# recommend me mids



## squeezinSE (Nov 15, 2002)

So, I'm looking to replace the Aura seperates I've had forever. I need to step up and get mids to match what I've put together in the bass and amplification area.

I want something that will fit in the factory location without much modification. I already have holes for the tweets.

I'd like to keep the price range below a $1000 and the cheaper the better of course but I do want something relatively high end.

Dynaudio
MBQuart Q's
A/D/S
Image Dynamics

I'm really looking at the Dynaudio System 240mkII but I want other people's opinions and recommendations.

Also, what size are our factory speaker holes?

edit---I'm running IDMAX10's and Butler475's with Audio Control EQ and Crossover if this helps


----------



## wickedsr20 (Aug 8, 2002)

The Dynaudios would be an excellent choice for your system considering what you have already. Highly recommended by me. Especially with you already having tube amplification, they will retain all of the warmth and detail that the tube amps deliver, while also being able to handle the power without blinking an eye. The only time I've ever heard those speakers was in a E55 AMG benz with an Eclipse head unit and several McIntosh amps. Very impressive. I have and also really like sound of the Adire Kodas, but it all depends on the character of sound you're looking for. 

I like both because their off-axis response is a lot better than a lot of the component sets out there, allowing improved imaging and staging over similar sets when OEM locations are used. 
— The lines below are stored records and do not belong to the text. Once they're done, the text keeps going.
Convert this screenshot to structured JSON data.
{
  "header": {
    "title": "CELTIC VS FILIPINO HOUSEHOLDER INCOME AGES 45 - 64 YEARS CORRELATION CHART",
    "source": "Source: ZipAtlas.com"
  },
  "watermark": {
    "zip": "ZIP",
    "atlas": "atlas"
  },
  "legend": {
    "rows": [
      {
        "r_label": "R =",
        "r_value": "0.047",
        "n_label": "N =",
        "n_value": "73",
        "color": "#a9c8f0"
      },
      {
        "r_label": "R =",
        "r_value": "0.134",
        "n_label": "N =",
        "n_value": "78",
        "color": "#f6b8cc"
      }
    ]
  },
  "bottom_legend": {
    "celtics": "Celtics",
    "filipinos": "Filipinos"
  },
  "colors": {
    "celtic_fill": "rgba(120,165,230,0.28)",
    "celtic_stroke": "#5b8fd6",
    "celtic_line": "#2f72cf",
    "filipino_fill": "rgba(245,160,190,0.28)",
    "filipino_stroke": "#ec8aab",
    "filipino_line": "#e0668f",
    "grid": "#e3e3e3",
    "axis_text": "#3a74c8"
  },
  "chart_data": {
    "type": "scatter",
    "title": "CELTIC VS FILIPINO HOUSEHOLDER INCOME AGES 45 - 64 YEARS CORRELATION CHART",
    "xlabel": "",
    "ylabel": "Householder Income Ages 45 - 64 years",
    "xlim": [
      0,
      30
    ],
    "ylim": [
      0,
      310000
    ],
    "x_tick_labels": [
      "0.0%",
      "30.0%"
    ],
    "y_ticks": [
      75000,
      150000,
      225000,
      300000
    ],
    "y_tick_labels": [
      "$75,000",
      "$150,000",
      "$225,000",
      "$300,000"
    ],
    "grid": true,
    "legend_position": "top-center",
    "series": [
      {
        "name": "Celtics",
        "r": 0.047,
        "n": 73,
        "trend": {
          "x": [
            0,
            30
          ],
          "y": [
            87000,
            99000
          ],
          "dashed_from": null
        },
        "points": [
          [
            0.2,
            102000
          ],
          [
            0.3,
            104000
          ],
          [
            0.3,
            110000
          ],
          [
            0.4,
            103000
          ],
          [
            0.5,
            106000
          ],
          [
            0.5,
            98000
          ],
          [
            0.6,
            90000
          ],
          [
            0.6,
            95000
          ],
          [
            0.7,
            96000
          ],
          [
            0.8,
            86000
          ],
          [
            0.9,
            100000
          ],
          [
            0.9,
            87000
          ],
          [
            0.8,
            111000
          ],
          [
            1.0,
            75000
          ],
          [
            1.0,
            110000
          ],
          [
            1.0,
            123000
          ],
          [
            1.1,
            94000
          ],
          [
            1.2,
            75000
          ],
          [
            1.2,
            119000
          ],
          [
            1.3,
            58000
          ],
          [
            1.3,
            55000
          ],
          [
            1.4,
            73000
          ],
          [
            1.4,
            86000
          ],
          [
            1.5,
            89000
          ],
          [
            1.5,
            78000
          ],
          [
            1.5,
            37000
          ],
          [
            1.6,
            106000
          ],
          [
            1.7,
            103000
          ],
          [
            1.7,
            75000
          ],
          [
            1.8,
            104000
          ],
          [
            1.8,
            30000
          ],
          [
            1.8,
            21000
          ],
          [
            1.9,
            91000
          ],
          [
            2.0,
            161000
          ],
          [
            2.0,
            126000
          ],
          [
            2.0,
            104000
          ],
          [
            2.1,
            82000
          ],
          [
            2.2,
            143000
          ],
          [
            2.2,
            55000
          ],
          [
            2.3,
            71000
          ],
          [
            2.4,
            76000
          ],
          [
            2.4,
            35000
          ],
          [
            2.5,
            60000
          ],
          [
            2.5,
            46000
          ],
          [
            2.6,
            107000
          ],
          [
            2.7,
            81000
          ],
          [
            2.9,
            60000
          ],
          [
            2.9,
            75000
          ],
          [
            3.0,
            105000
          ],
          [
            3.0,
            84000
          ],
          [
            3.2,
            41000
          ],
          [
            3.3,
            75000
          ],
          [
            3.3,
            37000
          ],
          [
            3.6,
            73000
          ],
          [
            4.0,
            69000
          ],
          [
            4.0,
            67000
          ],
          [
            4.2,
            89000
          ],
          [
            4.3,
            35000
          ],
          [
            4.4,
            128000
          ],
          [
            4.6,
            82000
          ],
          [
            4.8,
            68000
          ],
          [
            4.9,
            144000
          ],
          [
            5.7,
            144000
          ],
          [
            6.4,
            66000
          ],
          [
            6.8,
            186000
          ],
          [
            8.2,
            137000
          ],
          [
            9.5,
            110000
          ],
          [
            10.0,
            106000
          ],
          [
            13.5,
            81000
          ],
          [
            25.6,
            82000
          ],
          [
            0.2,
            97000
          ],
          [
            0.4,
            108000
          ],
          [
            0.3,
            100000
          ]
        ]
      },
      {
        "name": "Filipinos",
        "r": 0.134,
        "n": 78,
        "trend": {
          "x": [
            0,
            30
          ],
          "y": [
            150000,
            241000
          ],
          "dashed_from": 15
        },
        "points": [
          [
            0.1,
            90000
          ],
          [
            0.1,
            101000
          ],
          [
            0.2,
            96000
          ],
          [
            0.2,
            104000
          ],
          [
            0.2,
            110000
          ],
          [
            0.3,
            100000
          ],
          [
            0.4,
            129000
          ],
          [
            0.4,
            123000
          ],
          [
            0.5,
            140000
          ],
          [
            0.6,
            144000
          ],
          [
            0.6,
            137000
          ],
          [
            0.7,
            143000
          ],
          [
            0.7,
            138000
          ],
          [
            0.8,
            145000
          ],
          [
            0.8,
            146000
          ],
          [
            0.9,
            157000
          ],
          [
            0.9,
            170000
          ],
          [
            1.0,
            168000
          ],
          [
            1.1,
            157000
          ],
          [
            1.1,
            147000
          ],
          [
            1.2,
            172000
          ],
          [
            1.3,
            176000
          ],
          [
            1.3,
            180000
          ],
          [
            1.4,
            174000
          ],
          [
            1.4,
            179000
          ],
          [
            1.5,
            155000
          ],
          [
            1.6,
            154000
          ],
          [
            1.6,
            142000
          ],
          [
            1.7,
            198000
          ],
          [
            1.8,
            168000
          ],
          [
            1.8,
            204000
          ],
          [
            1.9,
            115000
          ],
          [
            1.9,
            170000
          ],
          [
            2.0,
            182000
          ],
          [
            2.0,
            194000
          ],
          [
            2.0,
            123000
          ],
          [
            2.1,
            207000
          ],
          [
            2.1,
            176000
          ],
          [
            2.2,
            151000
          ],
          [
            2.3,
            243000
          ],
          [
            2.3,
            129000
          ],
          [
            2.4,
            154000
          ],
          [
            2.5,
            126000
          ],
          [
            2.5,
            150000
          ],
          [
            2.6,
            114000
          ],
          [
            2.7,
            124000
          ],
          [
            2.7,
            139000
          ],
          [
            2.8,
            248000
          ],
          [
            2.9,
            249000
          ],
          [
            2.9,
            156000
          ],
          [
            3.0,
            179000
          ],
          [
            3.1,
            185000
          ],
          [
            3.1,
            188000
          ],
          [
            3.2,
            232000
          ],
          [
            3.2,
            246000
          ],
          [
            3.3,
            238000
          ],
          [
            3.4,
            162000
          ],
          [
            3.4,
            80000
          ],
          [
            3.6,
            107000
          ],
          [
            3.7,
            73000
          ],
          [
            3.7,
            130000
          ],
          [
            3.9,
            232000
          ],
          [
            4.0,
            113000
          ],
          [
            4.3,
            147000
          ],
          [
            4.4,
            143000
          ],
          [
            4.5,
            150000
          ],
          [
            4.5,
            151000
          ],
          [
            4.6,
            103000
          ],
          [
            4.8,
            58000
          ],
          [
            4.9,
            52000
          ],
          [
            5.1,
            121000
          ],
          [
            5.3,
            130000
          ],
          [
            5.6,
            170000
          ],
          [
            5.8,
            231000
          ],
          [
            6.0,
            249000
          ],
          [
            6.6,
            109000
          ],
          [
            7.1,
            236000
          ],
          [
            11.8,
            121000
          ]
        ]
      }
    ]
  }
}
Using the OEM midrange locations, the hole is sized for a 6.75" speaker with marginal (close to 2") depth before hitting the window. A 3/4" MDF spacer ring fits easily with no interference from the door panel while giving enough depth for almost any good 6.5" mid/midbass driver.


----------



## squeezinSE (Nov 15, 2002)

sweet, thanks for the feedback. I'll probably end up going with the dynaudio's but let's see if anyone else can give feedback.

Thanks again!


----------



## wes (Apr 30, 2002)

I had the System 240 powered by a Butler 1500. Great combo. The dyn's need a 3/4" spacer to clear the window for sure. I had them in the doors before I moved them to the kicks. 
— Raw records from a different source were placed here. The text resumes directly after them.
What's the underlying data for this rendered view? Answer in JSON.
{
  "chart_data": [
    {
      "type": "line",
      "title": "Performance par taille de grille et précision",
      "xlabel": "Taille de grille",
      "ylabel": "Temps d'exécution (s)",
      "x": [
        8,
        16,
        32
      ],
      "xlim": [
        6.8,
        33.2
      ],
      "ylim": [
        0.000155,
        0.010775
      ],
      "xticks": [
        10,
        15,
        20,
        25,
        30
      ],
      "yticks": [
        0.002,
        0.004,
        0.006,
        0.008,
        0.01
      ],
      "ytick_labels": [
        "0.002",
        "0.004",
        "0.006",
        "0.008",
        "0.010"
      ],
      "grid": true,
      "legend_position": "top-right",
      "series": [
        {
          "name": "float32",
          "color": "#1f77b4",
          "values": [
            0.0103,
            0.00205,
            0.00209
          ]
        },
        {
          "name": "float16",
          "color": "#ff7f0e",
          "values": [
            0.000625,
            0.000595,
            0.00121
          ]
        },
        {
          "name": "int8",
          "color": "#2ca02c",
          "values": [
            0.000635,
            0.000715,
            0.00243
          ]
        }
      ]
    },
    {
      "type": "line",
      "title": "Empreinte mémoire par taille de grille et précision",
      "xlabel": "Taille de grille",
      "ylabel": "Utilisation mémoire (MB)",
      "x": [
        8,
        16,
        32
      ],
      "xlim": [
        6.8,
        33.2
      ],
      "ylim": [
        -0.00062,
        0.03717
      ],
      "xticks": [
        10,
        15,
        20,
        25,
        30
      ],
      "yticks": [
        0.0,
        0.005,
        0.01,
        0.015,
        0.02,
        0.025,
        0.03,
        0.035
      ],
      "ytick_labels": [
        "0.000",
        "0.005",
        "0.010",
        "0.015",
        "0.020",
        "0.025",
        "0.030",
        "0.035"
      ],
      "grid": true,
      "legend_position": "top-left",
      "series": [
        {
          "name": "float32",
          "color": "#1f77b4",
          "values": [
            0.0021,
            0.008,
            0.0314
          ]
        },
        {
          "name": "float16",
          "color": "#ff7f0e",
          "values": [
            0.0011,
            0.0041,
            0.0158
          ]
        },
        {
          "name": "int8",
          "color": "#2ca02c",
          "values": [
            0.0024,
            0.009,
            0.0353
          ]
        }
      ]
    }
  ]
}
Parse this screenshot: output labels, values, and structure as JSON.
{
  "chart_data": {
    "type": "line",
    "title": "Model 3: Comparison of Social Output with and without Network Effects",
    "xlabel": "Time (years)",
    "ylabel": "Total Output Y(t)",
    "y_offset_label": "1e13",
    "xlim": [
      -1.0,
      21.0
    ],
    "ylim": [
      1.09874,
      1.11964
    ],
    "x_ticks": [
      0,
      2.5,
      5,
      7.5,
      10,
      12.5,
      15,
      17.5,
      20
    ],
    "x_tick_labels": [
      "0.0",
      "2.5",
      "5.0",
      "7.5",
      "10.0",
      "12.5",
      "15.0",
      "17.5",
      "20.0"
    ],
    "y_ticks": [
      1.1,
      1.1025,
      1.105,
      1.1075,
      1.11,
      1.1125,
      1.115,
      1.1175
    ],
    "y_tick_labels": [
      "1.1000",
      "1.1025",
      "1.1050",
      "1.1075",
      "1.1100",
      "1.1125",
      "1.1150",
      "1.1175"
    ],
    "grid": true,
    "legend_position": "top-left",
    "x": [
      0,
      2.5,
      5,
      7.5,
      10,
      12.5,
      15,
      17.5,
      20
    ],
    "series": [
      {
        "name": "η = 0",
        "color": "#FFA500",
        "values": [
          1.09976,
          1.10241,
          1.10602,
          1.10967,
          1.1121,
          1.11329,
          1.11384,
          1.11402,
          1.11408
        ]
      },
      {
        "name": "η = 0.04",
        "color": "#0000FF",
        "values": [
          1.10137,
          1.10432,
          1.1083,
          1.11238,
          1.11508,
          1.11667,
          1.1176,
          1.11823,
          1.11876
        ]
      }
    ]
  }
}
Out of the brands you listed I have owned 3 and I preferred the Dynaudio's hands down.


----------



## Punkrocka436 (Jul 8, 2003)

Can you go 3-way? Kickpanels possible? If so, CDT ES 3-ways with the HD midbass driver is total ear sex. The ES series are known for their insane midrange detail. The HD midbasses respond better than the ES midbasses.

Otherwise I would recommend the Dyn's. Especially with the tube drivers.


----------



## wes (Apr 30, 2002)

Punkrocka436 said:


> Can you go 3-way? Kickpanels possible? If so, CDT ES 3-ways with the HD midbass driver is total ear sex. The ES series are known for their insane midrange detail. The HD midbasses respond better than the ES midbasses.
> 
> Otherwise I would recommend the Dyn's. Especially with the tube drivers.


In which case the 3 way Dynaudio setup is pure bliss but a PITA install.


----------